In Luxon’s favour, National is still seen as the better option when it comes to tackling inflation and the economy, according to the Taxpayers’ Union Curia poll.
But since Hipkins took over and drove home the “bread and butter” mantra, National’s lead on that issue has shrunk significantly, from 26 per cent of voters to just 11 per cent in the April poll. Similar shifts have happened in the two other areas where National had the advantage: In economy and in law and order.
As for those former leaders, it’s likely Sir John Key – whose tick of approval for Luxon was critical in handing him the leadership in late 2021 – will pop up every now and then over the election period to primp Luxon’s credentials.
However, former PM Jacinda Ardern will be nowhere near Labour’s campaign – she will be in Boston for the semester at Harvard University.
The campaign teams
The teams behind the leaders are also in place and both National and Labour have opted for experience.
Labour is sticking largely with its 2020 team of Megan Woods as the campaign chair and Hayden Munro as campaign director. It is also using the same ad agencies used by Ardern: Augusto and Hunch.
National’s campaign team consists of Chris Bishop, in his first outing as campaign chair, while the old hand of Jo de Joux is back as campaign director – de Joux was charged with campaigns throughout the John Key years but sat out the 2020 election. She has also brought back the ad creatives used by Key – the creators of the rowing boat ads (of Eminesque fame) – Sue Worthington and Glenn Jameson.
The high-profile Topham Guerin will do its digital and social media work.
National has a significant advantage in terms of money – since the start of 2022 it has declared more than $2.5 million in large donations alone, mainly from rich-listers. Act has declared about $2m from many of the same donors. Labour on the other hand has only scraped up about $150,000 in large donations.
Woods said it was confident it would have enough to fight a good election, saying most of its funding came from smaller donations which were well below the level of disclosure. “We are very aware that we are going to have well-resourced oppositions - very large donations are flowing into Act and National. But I’m satisfied with where we are at.”
For both parties electorate selections are almost done, the party lists will come out in July.

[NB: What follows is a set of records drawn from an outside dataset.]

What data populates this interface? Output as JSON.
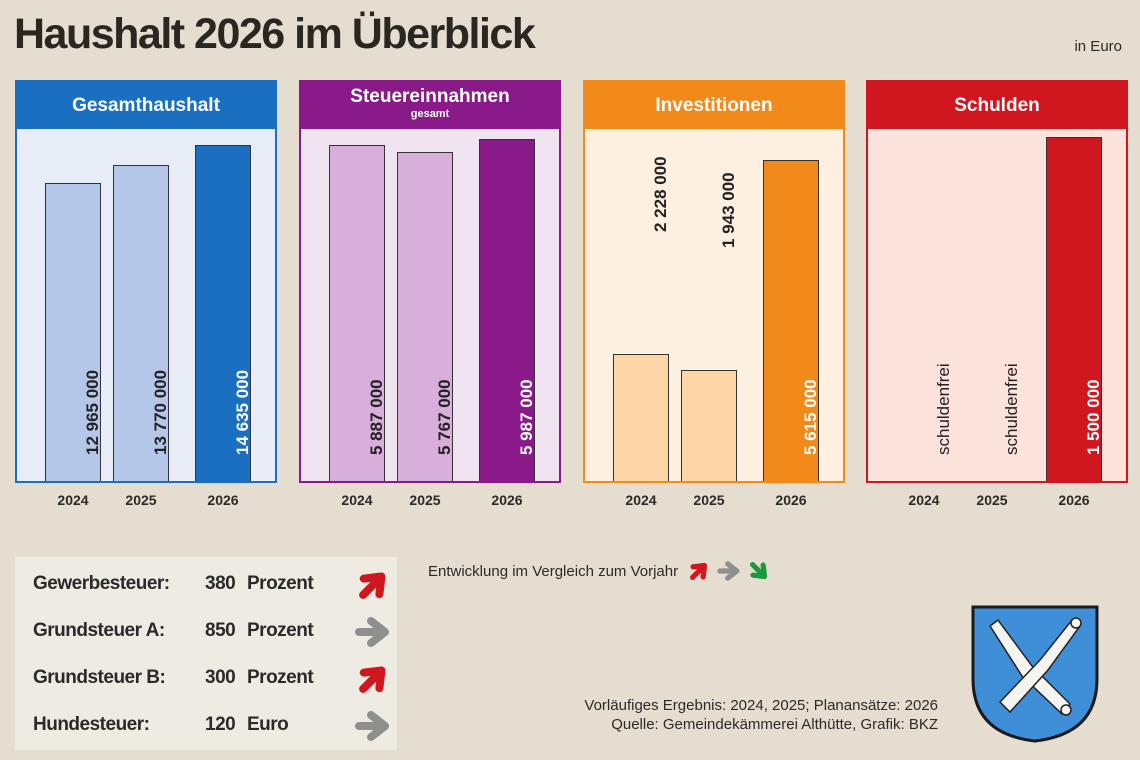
{
  "title": "Haushalt 2026 im Überblick",
  "unit": "in Euro",
  "chart_data": [
    {
      "type": "bar",
      "title": "Gesamthaushalt",
      "subtitle": "",
      "categories": [
        "2024",
        "2025",
        "2026"
      ],
      "values": [
        12965000,
        13770000,
        14635000
      ],
      "labels": [
        "12 965 000",
        "13 770 000",
        "14 635 000"
      ],
      "color": "#1a6fc0",
      "light": "#b5c7e9",
      "bg": "#e8ecf7"
    },
    {
      "type": "bar",
      "title": "Steuereinnahmen",
      "subtitle": "gesamt",
      "categories": [
        "2024",
        "2025",
        "2026"
      ],
      "values": [
        5887000,
        5767000,
        5987000
      ],
      "labels": [
        "5 887 000",
        "5 767 000",
        "5 987 000"
      ],
      "color": "#8a1a8a",
      "light": "#d8aedb",
      "bg": "#f1e4f1"
    },
    {
      "type": "bar",
      "title": "Investitionen",
      "subtitle": "",
      "categories": [
        "2024",
        "2025",
        "2026"
      ],
      "values": [
        2228000,
        1943000,
        5615000
      ],
      "labels": [
        "2 228 000",
        "1 943 000",
        "5 615 000"
      ],
      "color": "#f18a1b",
      "light": "#fbd6a7",
      "bg": "#fdf0e1"
    },
    {
      "type": "bar",
      "title": "Schulden",
      "subtitle": "",
      "categories": [
        "2024",
        "2025",
        "2026"
      ],
      "values": [
        0,
        0,
        1500000
      ],
      "labels": [
        "schuldenfrei",
        "schuldenfrei",
        "1 500 000"
      ],
      "color": "#d0171f",
      "light": "#f5b8b0",
      "bg": "#fbe2db"
    }
  ],
  "rates": [
    {
      "name": "Gewerbesteuer:",
      "value": "380",
      "unit": "Prozent",
      "trend": "up"
    },
    {
      "name": "Grundsteuer A:",
      "value": "850",
      "unit": "Prozent",
      "trend": "same"
    },
    {
      "name": "Grundsteuer B:",
      "value": "300",
      "unit": "Prozent",
      "trend": "up"
    },
    {
      "name": "Hundesteuer:",
      "value": "120",
      "unit": "Euro",
      "trend": "same"
    }
  ],
  "legend": {
    "text": "Entwicklung im Vergleich zum Vorjahr",
    "colors": {
      "up": "#d0171f",
      "same": "#8f8f8f",
      "down": "#1a9a3a"
    }
  },
  "footer": {
    "line1": "Vorläufiges Ergebnis: 2024, 2025; Planansätze: 2026",
    "line2": "Quelle: Gemeindekämmerei Althütte, Grafik: BKZ"
  }
}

Labour knows full well it will come back in much fewer numbers than the 65 seats it has now – Woods said many of the electorates it won last time were “unexpected” and the MPs are well aware of the challenge it will be to hold on to them.
The bedmates: Act, the Green Party, Te Pāti Māori (and NZ First?)

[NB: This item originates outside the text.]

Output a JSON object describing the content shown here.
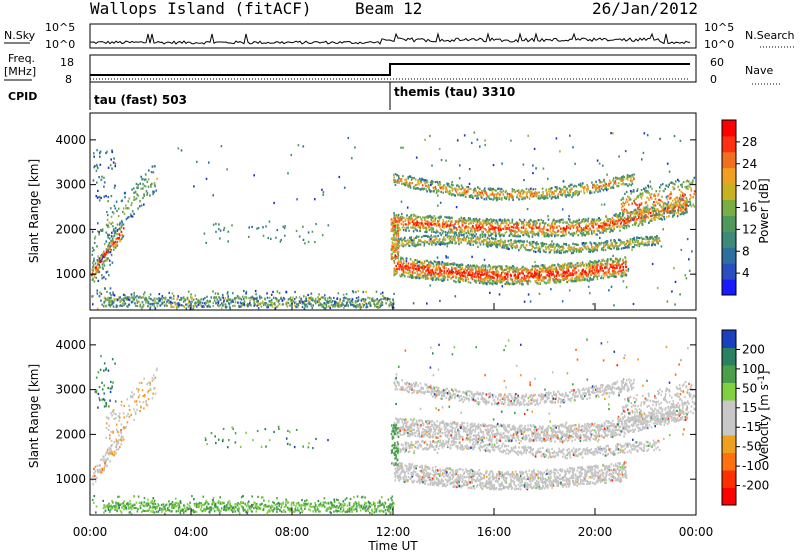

Whichever Chris triumphs, both Labour and National are struggling to get over 40 per cent in the polls and so the smaller parties aligned with each of them are shaping up to be significant forces in the next Government.
In an election campaign, those parties are frenemies: They are both the path to power, but also gun for the larger party’s voters - the Green Party and Te Pāti Māori try to woo Labour’s supporters, and Act National’s. NZ First wants anybody’s vote as it tries to get back into Parliament.
The more National and Labour focus on those voters in the centre, the easier those pickings are on the outskirts.
For example, it will not upset the Greens that Hipkins threw a couple of climate-related projects on to his bonfire, or that he did not include climate change in his list of top priorities in the Budget.
It makes more room for them in that space.
NZ First will also be trying to adjust its plans to the Hipkins changeover. Its leader, Winston Peters, had already ruled out working with Labour in the next term, in the event he was kingmaker. Te Pāti Māori could also be instrumental, with polls showing it could be the kingmaker.